Monday, Jun. 01, 1953
A Letter from Ike
In freeing Associated Press Correspondent William Oatis, the Czech Communists put their best propaganda foot forward. Oatis was released, the Czechs announced, because of a pleading letter from his wife. Last week the White House gave out the true story. Two months ago, President Eisenhower wrote a letter to Czech President Antonin Zapotocky, pointing out that the U.S. would consider easing up the economic squeeze on Czechoslovakia only if Oatis was freed from his ten-year sentence on an espionage charge. Wrote Ike: "If your government will release Mr. Oatis . . . the United States Government . . . is prepared to negotiate . . . the issues arising from the arrest of Mr. Oatis and now outstanding between us."
Zapotocky's answer to Ike's letter was handed to U.S. Ambassador George Wadsworth in Prague only 16 hours before Oatis' release (TIME, May 25). Wrote Zapotocky: "I have decided on May 15, 1953 to grant pardon to Mr. William Oatis for the uncompleted part of his sentence." Wadsworth promptly cabled the letter to Washington, but the White House did not release it until five days later. Under the niceties of diplomacy, letters between heads of state are not made public until both governments agree. By "the time the White House got Prague's approval, the Czechs had already trumpeted the "humanitarian" explanation that it was Laurabelle Oatis' plea that got her husband out of Pankrac Prison.
In New York City, Oatis carefully spelled out the basis for the espionage charge, and thereby brought into focus the difference between press freedom in democratic and totalitarian countries. In Prague, he said, he had done just what any other correspondent does, i.e., tried to check information with official sources, sometimes at the U.S. embassy. "But at no time," said Oatis, "did I act as an espionage agent of the embassy in the sense that this term is understood in Western countries." The Czechs had imprisoned him, he said, because, "some things that generally are considered in Western countries to be normal newsgathering procedure can be construed there to be espionage. This was the cause of my trouble."
The law that Oatis was convicted of violating could be used to send any newsman to jail at the whim of the Reds.
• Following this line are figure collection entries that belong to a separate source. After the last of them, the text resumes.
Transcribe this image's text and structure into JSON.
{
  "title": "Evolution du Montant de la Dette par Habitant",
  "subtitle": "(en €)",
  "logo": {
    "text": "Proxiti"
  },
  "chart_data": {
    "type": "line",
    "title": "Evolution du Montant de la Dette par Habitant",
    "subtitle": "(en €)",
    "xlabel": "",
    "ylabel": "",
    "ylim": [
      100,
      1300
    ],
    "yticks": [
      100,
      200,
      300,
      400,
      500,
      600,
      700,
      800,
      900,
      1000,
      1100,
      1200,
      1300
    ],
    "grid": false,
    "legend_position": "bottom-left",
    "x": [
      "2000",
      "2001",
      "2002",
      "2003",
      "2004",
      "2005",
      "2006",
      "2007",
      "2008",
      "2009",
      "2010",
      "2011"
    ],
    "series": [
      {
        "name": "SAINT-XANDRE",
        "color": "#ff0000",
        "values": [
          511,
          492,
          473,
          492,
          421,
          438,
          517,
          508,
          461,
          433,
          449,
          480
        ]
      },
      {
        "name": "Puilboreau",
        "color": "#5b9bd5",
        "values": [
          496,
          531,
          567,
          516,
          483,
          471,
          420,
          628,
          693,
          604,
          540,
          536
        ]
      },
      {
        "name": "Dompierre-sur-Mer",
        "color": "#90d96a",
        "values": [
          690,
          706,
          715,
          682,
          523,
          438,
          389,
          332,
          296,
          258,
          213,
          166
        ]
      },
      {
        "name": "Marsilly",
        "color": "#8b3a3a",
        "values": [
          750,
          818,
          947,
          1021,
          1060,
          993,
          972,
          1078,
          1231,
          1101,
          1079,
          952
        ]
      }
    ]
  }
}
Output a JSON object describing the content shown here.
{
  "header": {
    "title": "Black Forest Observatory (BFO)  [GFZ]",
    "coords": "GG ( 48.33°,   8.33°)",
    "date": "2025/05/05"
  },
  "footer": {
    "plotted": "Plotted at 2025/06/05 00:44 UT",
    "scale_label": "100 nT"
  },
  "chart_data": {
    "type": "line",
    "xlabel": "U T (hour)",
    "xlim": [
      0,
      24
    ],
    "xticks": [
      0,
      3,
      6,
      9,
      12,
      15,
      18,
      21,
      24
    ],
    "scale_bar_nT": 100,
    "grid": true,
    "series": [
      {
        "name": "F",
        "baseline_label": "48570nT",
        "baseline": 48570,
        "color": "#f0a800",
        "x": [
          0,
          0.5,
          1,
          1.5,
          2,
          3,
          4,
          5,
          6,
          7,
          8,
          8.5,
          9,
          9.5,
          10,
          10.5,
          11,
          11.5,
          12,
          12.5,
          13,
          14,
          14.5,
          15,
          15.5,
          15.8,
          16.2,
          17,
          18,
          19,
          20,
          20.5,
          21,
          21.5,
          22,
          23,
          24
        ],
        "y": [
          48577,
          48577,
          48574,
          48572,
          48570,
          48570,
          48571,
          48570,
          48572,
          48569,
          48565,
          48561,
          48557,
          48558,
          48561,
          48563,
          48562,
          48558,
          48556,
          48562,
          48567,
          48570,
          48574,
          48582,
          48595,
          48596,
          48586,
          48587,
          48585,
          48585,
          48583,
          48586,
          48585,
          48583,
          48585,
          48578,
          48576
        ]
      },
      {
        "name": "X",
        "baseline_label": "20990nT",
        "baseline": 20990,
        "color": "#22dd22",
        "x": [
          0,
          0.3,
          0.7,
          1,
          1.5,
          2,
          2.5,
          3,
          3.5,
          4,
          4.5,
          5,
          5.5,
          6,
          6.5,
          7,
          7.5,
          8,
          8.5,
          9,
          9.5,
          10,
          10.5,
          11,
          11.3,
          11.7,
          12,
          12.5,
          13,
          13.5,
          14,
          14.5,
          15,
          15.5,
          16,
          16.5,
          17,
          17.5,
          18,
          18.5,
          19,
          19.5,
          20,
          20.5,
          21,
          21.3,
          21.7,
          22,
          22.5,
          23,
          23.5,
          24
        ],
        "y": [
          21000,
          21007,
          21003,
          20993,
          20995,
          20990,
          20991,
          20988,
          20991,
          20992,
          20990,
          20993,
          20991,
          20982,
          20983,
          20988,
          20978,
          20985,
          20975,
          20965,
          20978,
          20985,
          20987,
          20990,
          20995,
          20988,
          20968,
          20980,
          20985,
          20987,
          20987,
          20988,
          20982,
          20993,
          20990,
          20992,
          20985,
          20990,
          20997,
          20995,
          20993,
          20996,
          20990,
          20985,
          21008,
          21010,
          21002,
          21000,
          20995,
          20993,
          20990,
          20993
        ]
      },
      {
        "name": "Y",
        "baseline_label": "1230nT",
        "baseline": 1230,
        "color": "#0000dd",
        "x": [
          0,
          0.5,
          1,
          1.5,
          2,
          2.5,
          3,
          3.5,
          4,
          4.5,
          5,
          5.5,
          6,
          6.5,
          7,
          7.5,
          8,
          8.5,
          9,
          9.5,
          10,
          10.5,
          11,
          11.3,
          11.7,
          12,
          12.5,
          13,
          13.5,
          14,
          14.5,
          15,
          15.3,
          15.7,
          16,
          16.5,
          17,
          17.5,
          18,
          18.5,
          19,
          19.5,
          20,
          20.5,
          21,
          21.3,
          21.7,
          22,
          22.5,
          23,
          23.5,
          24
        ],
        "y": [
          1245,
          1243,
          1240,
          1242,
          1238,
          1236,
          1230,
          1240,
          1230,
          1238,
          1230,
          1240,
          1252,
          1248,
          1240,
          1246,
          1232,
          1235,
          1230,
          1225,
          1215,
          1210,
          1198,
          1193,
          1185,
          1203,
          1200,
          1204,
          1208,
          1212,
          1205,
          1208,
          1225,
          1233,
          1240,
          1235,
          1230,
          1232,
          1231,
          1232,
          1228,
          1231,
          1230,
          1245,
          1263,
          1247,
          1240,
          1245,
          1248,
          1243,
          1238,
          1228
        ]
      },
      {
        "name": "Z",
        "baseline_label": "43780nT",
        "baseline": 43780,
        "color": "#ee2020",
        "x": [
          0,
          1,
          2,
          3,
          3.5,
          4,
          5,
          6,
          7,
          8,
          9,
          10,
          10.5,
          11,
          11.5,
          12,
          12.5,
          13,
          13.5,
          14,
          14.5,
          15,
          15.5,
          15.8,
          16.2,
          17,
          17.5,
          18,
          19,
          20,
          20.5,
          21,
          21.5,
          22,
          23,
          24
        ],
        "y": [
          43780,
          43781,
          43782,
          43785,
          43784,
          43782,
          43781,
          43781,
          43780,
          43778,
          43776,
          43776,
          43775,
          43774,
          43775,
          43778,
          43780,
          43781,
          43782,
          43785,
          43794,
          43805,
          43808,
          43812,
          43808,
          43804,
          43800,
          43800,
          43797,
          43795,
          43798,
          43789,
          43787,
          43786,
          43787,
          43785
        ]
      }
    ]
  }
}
Says the Czech law and penal code: "He who attempts to obtain state secrets with the intention of betraying them to a foreign power [is guilty of espionage] . . . By a state secret is meant a fact [of] political, military or economic interest [which] should remain concealed . . . By economic secret is meant everything . . . important for economic enterprise . . . that should be kept secret." In short, Oatis was guilty of espionage if he tried to check the location or output of a factory with the "intention" of having the A.P. publish that information abroad.